On the final day of living in my freshman year dorm last week, my roommate spent the entire night packing. I'm not kidding. From eight at night until five in the morning when she left for her flight, she noisily filled her suitcase, made boxes, and cleaned her entire side of the room. All in complete darkness, mind you.
You might be thinking, why not just tell her off and say, "Hey it's finals week and, um, some of us are trying to sleep?" Well, my answer to that would be because it's what she's been doing the entire year, so why would the last night be any different?
It was fine in the beginning. Of course, on move-in day you have your parents around to help you with the awkward small talk. Then, you go down to breakfast together the next day and attempt to learn more about each other.
However, after the first month or so that friendliness quickly wore off. We each took our studies pretty seriously, and never had free time in our schedules to all do something together. I was okay with this, since I knew it wasn't always a big deal to not be best friends forever with your roommates (I even wrote about that in another article.)
The biggest problem I had was when one of my roommates would come in every. single. night. around midnight or later. She would be gone all day long, and I have no idea where she went. No one can possibly study for fourteen hours straight, right?
Every time she would come in to our dorm, everyone's lights would be off (duh, we're sleeping like normal humans) yet she would just make as much noise as she wanted and leave lights on as she brushed her teeth or just paced around the room doing nothing.
I just brushed this off because I could easily fall back asleep after, and truthfully I was kinda glad she wasn't in the room during the day, so I let it be.
Now, you might be thinking, "That's pretty disrespectful," right? And I agree, but turns out I was being the disrespectful one the entire time! I know, plot twist. The person who's lived in an apartment her entire life, and knows what it's like to live in the same quarters as someone else, is actually the one who doesn't know how to live with other people. Crazy.

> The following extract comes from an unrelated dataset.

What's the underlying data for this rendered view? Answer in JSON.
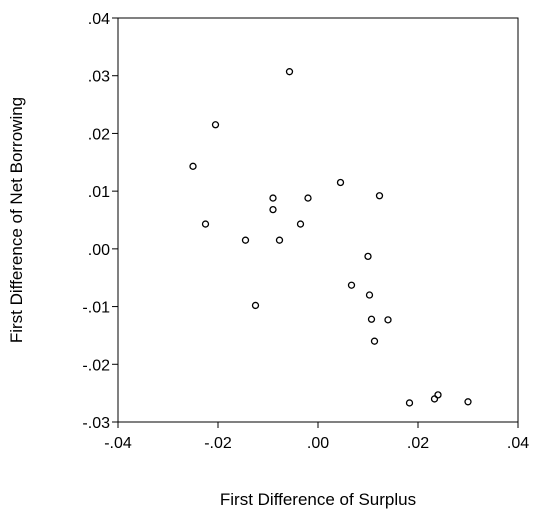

In April, I was completely blindsided by all three of my roommates. My RA had to have a meeting with me, asking me about my "rude gestures" toward my roommates, which I had absolutely no idea about. I was accused of slamming things constantly and my roommates went to our RA, out of "concern."
But, clearly they weren't concerned enough to actually come up and talk to me about the problems they had. They just painted me out to be the bad guy, maybe because I was an easy target. I kept to myself and didn't get involved in anyone else's business.
After the meeting with my RA, I cried all night and had the worse migraine. I hate when people view me as someone that I'm not, and I am definitely not the bad roommate in this situation. I was actually quiet at night and always made sure our bathroom had toilet paper, soap, a clean garbage. I guess that wasn't enough.
So, to my freshman year roommates, a couple of final words:
1. Thanks for making my dorm such an awkward environment that I didn't even want to be there.
2. Thanks for making absolutely no effort to solve the "problems" that we supposedly had, and just tattled straight to our RA.
3. And finally, thanks for making the final stretch of my freshman year one of the most dreadful times of my life.